A long noncoding RNA regulates photoperiod-sensitive male sterility, an essential component of hybrid rice

Abstract

Hybrid rice has greatly contributed to the global increase of rice productivity. A major component that facilitated the development of hybrids was a mutant showing photoperiod-sensitive male sterility (PSMS) with its fertility regulated by day length. Transcriptome studies have shown that large portions of the eukaryotic genomic sequences are transcribed to long noncoding RNAs (lncRNAs). However, the potential roles for only a few lncRNAs have been brought to light at present. Thus, great efforts have to be invested to understand the biological functions of lncRNAs. Here we show that a lncRNA of 1,236 bases in length, referred to as long-day-specific male-fertility-associated RNA (LDMAR), regulates PSMS in rice. We found that sufficient amount of the LDMAR transcript is required for normal pollen development of plants grown under long-day conditions. A spontaneous mutation causing a single nucleotide polymorphism (SNP) between the wild-type and mutant altered the secondary structure of LDMAR. This change brought about increased methylation in the putative promoter region of LDMAR, which reduced the transcription of LDMAR specifically under long-day conditions, resulting in premature programmed cell death (PCD) in developing anthers, thus causing PSMS. Thus, a lncRNA could directly exert a major effect on a trait like a structure gene, and a SNP could alter the function of a lncRNA similar to amino acid substitution in structural genes. Molecular elucidating of PSMS has important implications for understanding molecular mechanisms of photoperiod regulation of many biological processes and also for developing male sterile germplasms for hybrid crop breeding.

Fig. 1.

Mapping and cloning of the pms3. (A) Genetic and physical maps of pms3. (B) Polymorphisms identified by comparative sequencing of a 28.4-kb mapping region in 58S, DH80, and 58N. The triangle represents an insertion, and vertical thin bars indicate single nucleotide substitutions relative to 58N. (C) Predicted genes in the pms3 region according to the Rice Genome Annotation Project database (http://rice.plantbiology.msu.edu/). (D) Genomic fragments used for making constructs for transformation. (E) Transcripts in both strands detected in the target region. The black arrows represent exons and the dotted lines represent introns. The quadrangular legend represents the single SNP between 58N and 58S.

Fig. 2.

Expression analysis of transcripts identified in the pms3 region. (A) Expression profile of transcripts in 58N (tissue description in SI Appendix, Table S2). Numbers after gene names represent the number of cycles in RT-PCR amplification. (B) Comparative expression analysis of the transcripts between 58N and 58S under both long-day (LD) and short-day (SD) conditions in young panicles at four developing stages: stage3, secondary branch primordium differentiation; stage4, pistil/stamen primordium differentiation; stage5, pollen mother cell formation; and stage6, pollen meiosis. All three transcripts were quantified using a common check. Significant differences detected between LD-58N and LD-58S are indicated by **P < 0.01 or *P < 0.05, respectively. Data are means ± SEM (n = 4). (C) Diurnal expression patterns of Transcript-1 under LD and SD conditions in 58N and 58S. The black bars indicate the dark period, and the white bars indicate the light period. The numbers on the Top of the bars indicate hours of the day.
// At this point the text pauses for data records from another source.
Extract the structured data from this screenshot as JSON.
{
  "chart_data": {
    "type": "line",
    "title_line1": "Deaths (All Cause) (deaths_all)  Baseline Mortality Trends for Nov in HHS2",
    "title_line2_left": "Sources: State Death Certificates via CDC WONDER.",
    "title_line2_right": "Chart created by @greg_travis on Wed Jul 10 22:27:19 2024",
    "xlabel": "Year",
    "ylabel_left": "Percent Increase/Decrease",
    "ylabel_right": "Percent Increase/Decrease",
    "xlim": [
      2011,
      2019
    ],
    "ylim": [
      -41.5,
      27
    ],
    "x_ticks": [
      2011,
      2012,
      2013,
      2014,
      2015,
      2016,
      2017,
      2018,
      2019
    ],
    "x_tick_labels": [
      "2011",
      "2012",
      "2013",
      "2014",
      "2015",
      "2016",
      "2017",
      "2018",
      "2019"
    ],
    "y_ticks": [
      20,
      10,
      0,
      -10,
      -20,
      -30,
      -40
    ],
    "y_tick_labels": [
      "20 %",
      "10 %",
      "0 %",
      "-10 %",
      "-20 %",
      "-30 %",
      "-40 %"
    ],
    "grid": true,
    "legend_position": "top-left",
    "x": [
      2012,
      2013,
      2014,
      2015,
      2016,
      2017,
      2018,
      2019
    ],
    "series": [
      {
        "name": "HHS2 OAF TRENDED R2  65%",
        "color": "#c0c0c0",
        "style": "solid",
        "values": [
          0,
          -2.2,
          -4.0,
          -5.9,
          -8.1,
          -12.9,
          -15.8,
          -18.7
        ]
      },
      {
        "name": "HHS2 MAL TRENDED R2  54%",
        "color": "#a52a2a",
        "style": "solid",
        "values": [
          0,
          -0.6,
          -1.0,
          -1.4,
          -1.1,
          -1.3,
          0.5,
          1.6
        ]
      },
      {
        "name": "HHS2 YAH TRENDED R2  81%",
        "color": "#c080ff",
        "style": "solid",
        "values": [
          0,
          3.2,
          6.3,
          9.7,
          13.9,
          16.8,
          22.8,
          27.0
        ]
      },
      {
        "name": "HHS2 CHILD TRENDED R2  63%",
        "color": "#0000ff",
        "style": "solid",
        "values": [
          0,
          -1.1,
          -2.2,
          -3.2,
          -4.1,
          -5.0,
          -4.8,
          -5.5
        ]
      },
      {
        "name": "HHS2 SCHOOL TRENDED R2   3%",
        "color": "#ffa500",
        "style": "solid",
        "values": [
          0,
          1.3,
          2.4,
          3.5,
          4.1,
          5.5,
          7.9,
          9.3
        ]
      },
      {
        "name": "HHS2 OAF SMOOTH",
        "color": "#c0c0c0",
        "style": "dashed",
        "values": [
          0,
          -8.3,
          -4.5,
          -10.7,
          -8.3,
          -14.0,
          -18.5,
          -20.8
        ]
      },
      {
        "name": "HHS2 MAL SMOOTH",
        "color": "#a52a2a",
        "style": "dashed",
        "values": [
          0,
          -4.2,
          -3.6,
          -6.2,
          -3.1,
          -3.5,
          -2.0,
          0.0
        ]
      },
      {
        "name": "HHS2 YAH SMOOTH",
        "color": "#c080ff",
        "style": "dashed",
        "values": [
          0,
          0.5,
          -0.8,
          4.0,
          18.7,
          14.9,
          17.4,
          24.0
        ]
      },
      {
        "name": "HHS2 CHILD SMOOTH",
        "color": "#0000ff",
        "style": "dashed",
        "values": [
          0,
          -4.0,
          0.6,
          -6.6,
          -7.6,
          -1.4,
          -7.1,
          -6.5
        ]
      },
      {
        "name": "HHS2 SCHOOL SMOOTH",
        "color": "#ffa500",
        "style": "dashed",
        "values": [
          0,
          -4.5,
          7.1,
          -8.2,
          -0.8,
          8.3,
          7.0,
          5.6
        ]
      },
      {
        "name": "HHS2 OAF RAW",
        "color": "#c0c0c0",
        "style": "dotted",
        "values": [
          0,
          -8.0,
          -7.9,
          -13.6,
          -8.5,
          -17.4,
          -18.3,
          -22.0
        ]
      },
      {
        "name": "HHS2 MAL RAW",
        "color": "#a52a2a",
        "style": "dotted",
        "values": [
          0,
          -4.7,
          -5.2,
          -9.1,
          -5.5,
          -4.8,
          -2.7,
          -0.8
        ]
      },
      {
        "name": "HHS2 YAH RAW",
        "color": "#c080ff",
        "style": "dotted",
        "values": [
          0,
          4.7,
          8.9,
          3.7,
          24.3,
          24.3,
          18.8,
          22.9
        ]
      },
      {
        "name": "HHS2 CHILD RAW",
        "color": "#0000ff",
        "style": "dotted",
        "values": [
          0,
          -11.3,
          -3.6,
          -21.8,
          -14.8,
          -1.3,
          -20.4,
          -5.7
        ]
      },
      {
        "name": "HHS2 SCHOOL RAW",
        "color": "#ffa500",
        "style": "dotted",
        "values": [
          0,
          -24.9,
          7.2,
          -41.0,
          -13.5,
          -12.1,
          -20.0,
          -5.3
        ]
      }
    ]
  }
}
Data are means ± SEM (n = 4). (D) DNA methylation levels (%) of the 1.5-kb genome region, including 450-bp putative promoter and the entire LDMAR region (1,050 bp), from young panicles of 58N and 58S grown under LD conditions. (E) DNA methylation levels (%) of the 500-bp genome region (−200 bp to +300 bp of LDMAR) from leaves of plants grown under LD conditions and young panicles of plants under SD conditions, for 58N and 58S.

Fig. 3.

The effect of overexpressing Transcript-1 (LDMAR) on male fertility. (A) Expression level of Transcript-1 (Top) in transgene-positive and -negative plants (Bottom) in a T₁ family. Data are means ± SEM (n = 3). (B) Fertility scores of transgene-positive and -negative plants in three T₁ families. There are 58 positive and 26 negative segregants from three T₁ families. Data are means ± SEM. (C) Whole plants of transgene-negative (Left) and -positive (Right) segregants from T₁ family. (D) Anther of transgene-negative (Left) and -positive (Right) plants. (Scale bars, 0.5 mm.) (E) Panicles of transgene-negative (Left, mostly sterile spikelets) and -positive (Right, mostly fertile) plants. (F) Pollen grains of transgene-negative (Top, sterile) and -positive (Bottom, fertile) plants. (Scale bars, 50 μm.)